Support staff have had similar experiences. A spokesman for the union Unison says that “the creation of new structures, terms and conditions, regrading and relocations” has caused “considerable disruption”.

He adds: “Alongside this is the impact of the real agenda here, which was about staffing cuts, [forcing] the sector to shed staff while trying to offer similar services. This has had a massive effect on workload and staff morale. Staff have tried to deliver services previously offered but are unable to, with many forced to work longer hours to support students. We expect an increase in stress-related illness.

“It has also led to an inconsistent delivery of support services where some colleges will not use money for certain key services and some will.”

The Unison spokesman echoes EIS-FELA’s opinion of relationships between management and staff, saying they are “pretty low in most colleges”.

He concludes that “many of our members report that they have never experienced such low morale”.

`It has been quite smooth’

For students, the changes have been easier, with lecturers and support staff continuing to offer high-quality education.

Barclay McCrindle, president of the Glasgow Clyde College student association, says that the formation of his college, created through the merger of three Glasgow institutions, has had no adverse effect on the learning experience.

“It has been quite smooth,” he says. “I don’t think students have felt much of a difference. Students feel better supported now than they did before because the student associations have become stronger. Students put pressure on the government for years to get funding for student associations to be bigger and better in colleges. They stepped up to the mark and now we have to step up.”

Mr McCrindle adds that students have received significant support from the Scottish Funding Council, and believes that they have largely been protected from the changes. “In fact, our student satisfaction survey this year was slightly better than last year,” he says.
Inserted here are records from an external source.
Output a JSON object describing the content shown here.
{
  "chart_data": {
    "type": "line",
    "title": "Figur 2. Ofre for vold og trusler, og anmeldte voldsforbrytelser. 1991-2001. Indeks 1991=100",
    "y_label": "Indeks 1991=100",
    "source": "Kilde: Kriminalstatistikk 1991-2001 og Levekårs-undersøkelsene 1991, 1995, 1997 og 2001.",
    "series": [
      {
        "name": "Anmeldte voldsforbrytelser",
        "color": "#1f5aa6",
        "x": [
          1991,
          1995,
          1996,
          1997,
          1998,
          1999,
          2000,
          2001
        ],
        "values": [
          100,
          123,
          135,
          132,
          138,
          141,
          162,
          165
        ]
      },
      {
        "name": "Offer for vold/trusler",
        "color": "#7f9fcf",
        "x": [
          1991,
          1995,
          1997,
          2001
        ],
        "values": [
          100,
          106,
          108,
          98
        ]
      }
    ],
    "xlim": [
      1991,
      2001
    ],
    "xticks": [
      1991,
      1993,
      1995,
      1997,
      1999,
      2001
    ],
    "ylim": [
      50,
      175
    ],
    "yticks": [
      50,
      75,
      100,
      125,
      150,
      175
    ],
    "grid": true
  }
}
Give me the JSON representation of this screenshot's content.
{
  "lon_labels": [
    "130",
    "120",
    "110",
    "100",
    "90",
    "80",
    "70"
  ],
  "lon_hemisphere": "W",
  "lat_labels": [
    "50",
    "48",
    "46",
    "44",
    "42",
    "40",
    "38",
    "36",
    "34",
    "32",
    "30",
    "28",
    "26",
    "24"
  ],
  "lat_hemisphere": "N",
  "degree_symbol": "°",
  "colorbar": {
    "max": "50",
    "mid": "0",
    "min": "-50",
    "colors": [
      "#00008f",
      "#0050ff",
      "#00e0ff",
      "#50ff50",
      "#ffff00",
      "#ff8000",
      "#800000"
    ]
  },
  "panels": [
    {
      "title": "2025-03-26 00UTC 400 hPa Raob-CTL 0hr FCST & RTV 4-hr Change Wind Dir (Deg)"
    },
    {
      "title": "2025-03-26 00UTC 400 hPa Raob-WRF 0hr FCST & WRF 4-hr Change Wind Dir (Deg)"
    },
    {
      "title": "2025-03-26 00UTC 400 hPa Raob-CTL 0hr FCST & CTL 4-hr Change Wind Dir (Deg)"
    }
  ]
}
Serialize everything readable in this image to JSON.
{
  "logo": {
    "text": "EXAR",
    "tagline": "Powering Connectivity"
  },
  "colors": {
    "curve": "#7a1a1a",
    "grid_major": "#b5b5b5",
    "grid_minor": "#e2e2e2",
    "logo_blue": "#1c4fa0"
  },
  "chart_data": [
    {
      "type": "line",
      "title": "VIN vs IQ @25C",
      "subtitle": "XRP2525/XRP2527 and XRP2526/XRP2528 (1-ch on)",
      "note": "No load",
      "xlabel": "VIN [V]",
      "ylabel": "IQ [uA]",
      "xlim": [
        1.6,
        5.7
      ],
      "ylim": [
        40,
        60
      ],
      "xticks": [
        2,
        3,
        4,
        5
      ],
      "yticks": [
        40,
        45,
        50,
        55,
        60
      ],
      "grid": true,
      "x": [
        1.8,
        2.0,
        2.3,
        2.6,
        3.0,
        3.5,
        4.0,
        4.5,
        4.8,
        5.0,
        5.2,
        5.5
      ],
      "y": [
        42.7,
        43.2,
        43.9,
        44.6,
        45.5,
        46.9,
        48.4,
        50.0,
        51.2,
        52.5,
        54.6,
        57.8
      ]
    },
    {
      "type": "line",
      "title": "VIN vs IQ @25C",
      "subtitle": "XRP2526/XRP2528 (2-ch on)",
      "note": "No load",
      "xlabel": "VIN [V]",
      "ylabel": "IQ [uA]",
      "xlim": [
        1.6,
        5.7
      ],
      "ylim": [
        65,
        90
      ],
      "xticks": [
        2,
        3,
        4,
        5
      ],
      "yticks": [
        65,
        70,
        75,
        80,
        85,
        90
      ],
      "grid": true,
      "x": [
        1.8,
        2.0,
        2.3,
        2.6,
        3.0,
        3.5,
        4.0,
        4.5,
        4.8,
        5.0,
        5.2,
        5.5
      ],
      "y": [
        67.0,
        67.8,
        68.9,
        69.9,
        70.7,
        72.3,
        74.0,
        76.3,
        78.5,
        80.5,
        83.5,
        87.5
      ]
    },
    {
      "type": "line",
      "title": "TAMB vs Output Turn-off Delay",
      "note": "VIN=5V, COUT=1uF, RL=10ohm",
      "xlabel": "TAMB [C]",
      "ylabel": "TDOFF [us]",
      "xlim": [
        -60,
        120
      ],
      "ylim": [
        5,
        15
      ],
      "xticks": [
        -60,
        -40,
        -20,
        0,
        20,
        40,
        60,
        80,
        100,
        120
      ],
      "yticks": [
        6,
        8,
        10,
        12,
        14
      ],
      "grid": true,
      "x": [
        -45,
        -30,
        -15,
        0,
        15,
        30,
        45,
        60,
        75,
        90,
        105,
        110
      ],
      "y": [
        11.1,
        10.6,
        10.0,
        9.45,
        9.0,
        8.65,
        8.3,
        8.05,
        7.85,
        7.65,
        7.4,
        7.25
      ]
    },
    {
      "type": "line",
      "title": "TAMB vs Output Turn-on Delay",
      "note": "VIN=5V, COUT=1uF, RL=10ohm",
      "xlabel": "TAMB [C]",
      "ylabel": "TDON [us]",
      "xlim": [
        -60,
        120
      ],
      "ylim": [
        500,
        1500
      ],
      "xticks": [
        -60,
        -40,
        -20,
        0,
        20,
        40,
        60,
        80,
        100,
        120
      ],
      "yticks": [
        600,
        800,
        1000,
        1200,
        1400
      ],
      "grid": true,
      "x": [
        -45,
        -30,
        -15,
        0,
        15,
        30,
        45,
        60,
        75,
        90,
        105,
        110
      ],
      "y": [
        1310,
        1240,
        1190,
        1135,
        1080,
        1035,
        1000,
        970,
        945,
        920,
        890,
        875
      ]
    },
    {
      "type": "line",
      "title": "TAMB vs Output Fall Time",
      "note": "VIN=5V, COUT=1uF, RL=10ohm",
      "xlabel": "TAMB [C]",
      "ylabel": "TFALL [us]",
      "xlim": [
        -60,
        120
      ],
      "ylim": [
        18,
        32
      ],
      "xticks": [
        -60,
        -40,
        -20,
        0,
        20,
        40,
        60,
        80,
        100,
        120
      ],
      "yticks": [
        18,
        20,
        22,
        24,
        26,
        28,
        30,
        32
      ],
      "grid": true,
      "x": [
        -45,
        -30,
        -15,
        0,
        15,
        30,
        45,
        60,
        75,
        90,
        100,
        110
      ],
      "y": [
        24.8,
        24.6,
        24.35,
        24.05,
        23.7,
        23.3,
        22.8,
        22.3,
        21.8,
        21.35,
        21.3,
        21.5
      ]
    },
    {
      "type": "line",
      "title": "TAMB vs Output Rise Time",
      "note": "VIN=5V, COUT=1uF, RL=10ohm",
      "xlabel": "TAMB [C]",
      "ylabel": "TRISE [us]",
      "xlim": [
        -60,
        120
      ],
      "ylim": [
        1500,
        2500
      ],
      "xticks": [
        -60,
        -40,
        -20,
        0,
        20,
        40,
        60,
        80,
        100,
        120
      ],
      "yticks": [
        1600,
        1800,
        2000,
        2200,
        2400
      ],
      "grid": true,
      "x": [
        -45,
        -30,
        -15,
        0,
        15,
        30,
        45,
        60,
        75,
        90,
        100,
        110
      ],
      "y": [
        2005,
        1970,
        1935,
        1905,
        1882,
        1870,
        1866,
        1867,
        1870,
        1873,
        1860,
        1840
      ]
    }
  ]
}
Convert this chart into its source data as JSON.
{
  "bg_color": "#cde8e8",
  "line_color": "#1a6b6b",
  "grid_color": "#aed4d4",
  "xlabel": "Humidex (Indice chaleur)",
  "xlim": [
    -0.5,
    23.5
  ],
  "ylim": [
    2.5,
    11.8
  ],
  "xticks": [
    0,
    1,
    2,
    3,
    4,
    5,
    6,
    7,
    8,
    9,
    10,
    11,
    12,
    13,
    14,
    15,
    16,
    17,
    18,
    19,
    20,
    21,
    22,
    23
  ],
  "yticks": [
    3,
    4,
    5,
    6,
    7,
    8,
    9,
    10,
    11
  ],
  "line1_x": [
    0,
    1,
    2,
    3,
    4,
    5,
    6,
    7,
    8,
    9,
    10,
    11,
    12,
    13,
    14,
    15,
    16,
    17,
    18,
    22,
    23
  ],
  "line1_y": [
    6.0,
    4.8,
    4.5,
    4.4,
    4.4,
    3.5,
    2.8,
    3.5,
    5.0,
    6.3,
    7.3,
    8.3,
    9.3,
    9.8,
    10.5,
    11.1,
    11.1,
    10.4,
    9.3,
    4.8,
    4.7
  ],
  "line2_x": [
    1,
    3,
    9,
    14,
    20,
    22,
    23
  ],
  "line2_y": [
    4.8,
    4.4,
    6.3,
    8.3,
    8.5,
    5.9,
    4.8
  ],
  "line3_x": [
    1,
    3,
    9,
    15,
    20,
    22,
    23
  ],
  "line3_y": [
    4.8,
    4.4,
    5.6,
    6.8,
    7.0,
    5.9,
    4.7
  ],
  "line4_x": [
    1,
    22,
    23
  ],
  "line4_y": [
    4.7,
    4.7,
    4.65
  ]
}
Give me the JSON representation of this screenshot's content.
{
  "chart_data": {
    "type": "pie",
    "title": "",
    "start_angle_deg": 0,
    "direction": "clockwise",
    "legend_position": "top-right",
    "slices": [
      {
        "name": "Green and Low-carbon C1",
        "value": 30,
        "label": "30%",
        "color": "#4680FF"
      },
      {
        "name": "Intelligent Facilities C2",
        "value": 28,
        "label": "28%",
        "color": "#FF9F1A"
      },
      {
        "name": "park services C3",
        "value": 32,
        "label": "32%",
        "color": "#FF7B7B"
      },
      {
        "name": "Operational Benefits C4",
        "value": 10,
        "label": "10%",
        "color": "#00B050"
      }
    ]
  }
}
He still has concerns about finance, however. “We had some bursary issues and there is definitely not enough money for student support,” he says. “That is why I am concerned about the funding for Glasgow’s regional board being top-sliced from the college budgets.”

Bumpy road ahead?

The Audit Scotland report is positive about the student experience. “The changes to date have had minimal negative impact on students,” it states. “Historically, the Scottish government has required colleges to deliver agreed amounts of learning activity in return for the funding it provides. Colleges continued to meet targets for learning, delivering around 76 million hours of learning in 2013-14.”

But can this be sustained? The Edinburgh EIS-FELA spokesman thinks not: “Quality is, I think, being sustained, but how long can this be the case, given morale, a relentless cuts agenda and mismanagement of staff, curriculum and resources?”

And more difficult times lie ahead in terms of finance. The unnamed merged college principal tells TESS that the same provision is now being delivered with a fifth fewer staff, “and even then we are struggling to achieve a balanced budget for 2015-16”.

They add: “While improved business processes and more creative ways of course delivery will continue to provide further opportunities for efficiency, these will be more marginal than those that have been achieved so far. The future looks bleak for a college such as this unless the unit of resource is improved.”

There is no denying that the sector is some way off the aims set out by the reform plans of 2010 - and the recent resignations from the Glasgow Regional Colleges’ Board indicate that progress has still to be made on governance structures. Whether the goals of a well-run, efficient sector can ever be reached, only time will tell.